あまころ牡蠣のブースの隣には株式会社佐浦さんの浦霞3種の試飲コーナーです。
3月に開催されました牡蠣に合う日本酒を楽しむ会において、生牡蠣と蒸し牡蠣で浦霞5種のマッチングを調べましたが、生牡蠣には特別純米酒生一本浦霞と純米吟醸浦霞禅が顕著にマッチすると答えた方が多い結果になりました。そこで無理を言って、あまころ牡蠣とマッチングを試して頂こうと試飲ブースを設けて頂きました。これの2種に加えて、寒風沢島で栽培されたササニシキで醸した純米吟醸酒寒風沢も準備して頂きました。
牡蠣料理はあまころ牡蠣のハーフシェルだけではありません。まずは定番カキフライ。
冷凍ですが、5月頃の身が膨らんだ牡蠣を使っていますので、食べ応えがあります。
こちらは牡蠣田楽、味噌だれで焼いた牡蠣を小鉢に盛ってます。
牡蠣と味噌との組み合わせは日本ならではの美味しさを広げてくれますね、
これはオイスターチャウダーなのですが、大皿盛りなので、なんだかよくわかりませんね。。(-.-)
牡蠣のエキスがガッチリ利いて牡蠣好きには堪らないチャウダーでした。
続いて、牡蠣のプロバンス風。
トマトソースで煮込んだ後、グラチネしたのでしょう。パスタが欲しくなる美味しさでした。
一方、こちらは中華ですが、牡蠣の老酒煮です。
日本の煮物とは一線を画す味わいでした。
牡蠣殻に盛られた中華風揚げ物です。
さっぱりと油淋ソースで頂きます。中華の揚げ衣って、フワカリとした独特の食感がありますね。卵白と片栗粉を使うのかなぁ。。。

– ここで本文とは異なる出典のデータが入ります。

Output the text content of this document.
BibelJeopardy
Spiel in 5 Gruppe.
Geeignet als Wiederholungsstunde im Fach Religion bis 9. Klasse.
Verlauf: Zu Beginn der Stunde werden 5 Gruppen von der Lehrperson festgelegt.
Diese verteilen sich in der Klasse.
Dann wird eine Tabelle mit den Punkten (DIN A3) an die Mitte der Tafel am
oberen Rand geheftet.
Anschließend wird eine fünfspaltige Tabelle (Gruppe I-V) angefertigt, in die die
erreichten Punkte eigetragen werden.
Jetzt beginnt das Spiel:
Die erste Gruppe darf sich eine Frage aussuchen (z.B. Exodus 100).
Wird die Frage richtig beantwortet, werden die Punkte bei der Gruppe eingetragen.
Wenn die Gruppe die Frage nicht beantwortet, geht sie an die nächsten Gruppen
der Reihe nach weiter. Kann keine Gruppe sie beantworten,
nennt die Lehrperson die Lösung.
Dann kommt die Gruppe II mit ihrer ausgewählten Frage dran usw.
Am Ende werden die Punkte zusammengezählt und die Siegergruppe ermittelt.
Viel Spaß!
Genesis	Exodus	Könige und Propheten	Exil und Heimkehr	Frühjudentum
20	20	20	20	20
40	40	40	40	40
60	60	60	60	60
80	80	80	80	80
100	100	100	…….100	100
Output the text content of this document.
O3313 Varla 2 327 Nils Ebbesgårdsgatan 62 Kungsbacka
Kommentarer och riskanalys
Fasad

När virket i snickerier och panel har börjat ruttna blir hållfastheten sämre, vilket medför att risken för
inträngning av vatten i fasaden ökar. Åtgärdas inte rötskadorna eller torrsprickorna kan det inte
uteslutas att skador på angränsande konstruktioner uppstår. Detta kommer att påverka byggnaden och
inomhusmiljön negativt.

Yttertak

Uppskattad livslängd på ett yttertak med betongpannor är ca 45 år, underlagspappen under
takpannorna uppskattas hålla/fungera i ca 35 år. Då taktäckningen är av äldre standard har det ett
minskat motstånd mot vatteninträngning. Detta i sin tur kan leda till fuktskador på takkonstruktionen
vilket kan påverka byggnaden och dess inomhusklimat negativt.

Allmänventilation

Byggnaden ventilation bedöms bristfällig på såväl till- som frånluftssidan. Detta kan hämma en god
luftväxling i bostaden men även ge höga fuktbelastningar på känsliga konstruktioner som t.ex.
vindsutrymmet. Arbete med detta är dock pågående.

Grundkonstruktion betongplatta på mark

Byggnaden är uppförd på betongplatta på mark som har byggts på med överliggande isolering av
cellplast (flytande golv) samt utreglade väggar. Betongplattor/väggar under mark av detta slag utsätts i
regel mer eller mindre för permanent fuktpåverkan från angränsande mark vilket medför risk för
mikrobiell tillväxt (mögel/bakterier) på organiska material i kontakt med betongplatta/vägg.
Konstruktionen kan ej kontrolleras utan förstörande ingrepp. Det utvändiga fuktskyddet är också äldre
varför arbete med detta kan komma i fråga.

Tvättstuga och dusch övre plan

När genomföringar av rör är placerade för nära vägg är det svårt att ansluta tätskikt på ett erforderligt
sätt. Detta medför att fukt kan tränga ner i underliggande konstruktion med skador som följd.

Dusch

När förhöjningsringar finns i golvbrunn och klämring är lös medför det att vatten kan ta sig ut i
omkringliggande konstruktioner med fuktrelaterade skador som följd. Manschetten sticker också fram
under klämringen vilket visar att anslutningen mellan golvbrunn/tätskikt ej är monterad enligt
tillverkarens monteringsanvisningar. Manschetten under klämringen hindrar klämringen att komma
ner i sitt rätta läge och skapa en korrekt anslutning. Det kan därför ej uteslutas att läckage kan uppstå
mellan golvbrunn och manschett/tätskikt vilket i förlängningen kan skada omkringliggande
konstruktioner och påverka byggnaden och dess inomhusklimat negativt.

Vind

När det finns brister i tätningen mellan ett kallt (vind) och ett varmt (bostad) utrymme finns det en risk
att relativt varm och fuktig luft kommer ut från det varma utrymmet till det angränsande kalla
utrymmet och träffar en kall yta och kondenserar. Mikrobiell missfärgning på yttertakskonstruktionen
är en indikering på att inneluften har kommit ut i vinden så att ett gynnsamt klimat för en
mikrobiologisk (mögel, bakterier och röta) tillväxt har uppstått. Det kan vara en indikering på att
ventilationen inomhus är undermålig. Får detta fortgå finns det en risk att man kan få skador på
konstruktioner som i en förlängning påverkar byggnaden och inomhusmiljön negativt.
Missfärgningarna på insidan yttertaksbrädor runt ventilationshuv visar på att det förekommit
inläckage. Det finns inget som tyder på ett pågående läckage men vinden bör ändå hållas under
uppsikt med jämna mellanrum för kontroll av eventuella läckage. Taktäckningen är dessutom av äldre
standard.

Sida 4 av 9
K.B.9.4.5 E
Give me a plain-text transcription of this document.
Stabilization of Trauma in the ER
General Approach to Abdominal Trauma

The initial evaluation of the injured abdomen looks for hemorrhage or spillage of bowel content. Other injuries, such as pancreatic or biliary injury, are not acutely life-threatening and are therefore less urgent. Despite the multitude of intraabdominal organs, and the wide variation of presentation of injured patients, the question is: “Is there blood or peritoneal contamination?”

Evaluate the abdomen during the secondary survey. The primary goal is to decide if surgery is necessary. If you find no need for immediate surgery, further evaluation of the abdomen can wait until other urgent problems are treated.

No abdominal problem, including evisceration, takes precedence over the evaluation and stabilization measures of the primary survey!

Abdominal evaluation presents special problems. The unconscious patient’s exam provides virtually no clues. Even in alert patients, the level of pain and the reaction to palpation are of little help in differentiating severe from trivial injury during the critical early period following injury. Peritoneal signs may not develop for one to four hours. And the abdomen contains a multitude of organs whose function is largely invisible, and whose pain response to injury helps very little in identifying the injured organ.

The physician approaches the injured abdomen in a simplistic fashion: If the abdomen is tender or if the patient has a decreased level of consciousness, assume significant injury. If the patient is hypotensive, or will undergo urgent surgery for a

大盛況であったシンポジウムですが、生食用剥き身の量産で長年やってきた生産者や流通業者はシングルシードによる殻付きガキ生産に何かピンと来ていなかったようです。もちろん、全部が殻付き牡蠣に置き換わるはずもなく、主軸は剥き身で行くことは今後も変わりないでしょう。ですが、都市部では牡蠣をオイスターバーや牡蠣小屋で食べる方が増えており、これらの業態は今後も増えていくでしょう。全国第2位の牡蠣生産県宮城でもこれらのニーズに応えて行くことは、剥き身を含めた宮城の牡蠣全体のイメージアップに繋がるものと思います。